Has Maryland become a “nanny State”? Is state government getting too far down in the weeds when regulating the lives of its citizens and businesses? Either proposed legislation not passed or legislation actually passed would indicate that Maryland is becoming a state where elected officials know what is best for all segments of society. Liberal legislators are in the majority. A recent survey indicates a majority of those surveyed gave this legislative session a grade of E or F.
In the year when a new governor and State legislature will be elected, will the voters of Maryland exhibit common sense or continue to elect candidates with far-out agendas and wacky ideas? Electing more reasonable state leadership will not be an easy task. Republicans face a daunting task and moderate Democrats appear to be as scarce as hen’s teeth.
Big government at any level makes people feel smaller. Maryland, unfortunately, has gone down this path. Our electorate feels smaller and the elected officials feel superior. Just look at our current governor, who is launching a presidential campaign. A failed healthcare website, burdensome taxes, ridiculous regulations, and delusions of grandeur will not deter this leader of liberalism from spreading Maryland’s abysmal record throughout the land.
Fletcher R. Hall
Carol Voyles says
Fortunately, facts are far more comforting than angry partisan rhetoric.

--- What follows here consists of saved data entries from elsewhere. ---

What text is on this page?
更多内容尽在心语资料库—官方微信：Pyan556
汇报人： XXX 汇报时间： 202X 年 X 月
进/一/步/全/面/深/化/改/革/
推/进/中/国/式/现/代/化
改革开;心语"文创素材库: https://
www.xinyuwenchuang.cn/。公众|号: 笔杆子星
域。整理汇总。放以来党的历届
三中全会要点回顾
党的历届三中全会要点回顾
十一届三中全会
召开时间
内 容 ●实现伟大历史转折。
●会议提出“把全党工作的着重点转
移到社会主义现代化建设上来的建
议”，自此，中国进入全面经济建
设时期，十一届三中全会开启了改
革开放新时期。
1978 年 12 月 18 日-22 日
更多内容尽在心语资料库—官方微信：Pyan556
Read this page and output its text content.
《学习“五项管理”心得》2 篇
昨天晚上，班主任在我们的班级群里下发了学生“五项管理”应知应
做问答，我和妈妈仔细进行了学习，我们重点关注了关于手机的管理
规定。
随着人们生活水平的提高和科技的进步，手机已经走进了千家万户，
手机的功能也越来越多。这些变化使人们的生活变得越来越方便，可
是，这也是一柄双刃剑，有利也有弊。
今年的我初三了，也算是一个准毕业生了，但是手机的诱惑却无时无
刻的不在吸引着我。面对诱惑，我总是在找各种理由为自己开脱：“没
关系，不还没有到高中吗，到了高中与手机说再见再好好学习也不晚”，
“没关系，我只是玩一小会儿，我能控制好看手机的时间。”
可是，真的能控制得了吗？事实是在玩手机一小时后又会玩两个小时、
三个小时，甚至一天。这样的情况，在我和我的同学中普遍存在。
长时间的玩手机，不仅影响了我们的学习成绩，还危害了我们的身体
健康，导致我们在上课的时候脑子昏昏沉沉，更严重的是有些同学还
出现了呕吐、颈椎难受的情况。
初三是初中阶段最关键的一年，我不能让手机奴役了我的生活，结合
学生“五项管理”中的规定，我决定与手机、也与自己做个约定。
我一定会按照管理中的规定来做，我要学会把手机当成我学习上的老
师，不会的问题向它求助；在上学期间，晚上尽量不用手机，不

While Maryland is ranked 7th in total tax burden by the conservative-leaning Tax Foundation, Marylanders aren’t moving in droves to Delaware to avoid their lot in life. Delaware’s total burden is a fraction of one percent lower (0.4 percent lower), but Maryland must be doing something right. We have a lower unemployment rate.
It’s counterproductive to be angry because more densely populated sates and regions spend more and have higher tax rates. NY, CT, an NJ have the highest total tax burdens. Wyoming is rated one of the most “business friendly” states, but if they come, tax rates will go up. Just ask any community, city or state if the revenues generated by new businesses and developments have ever paid for themselves.
Maryland also has most millionaires per capita. While a 3 percent difference in total tax burden exists among the states in our nation, evidently there are reasons to remain in Maryland that have little to do with being “down in the weeds” or looking for “hen’s teeth.”
We will always have problems to solve. It would also be a good idea to acknowledge the bipartisan effort currently underway to make Maryland, our nation’s wealthiest state, even more business friendly.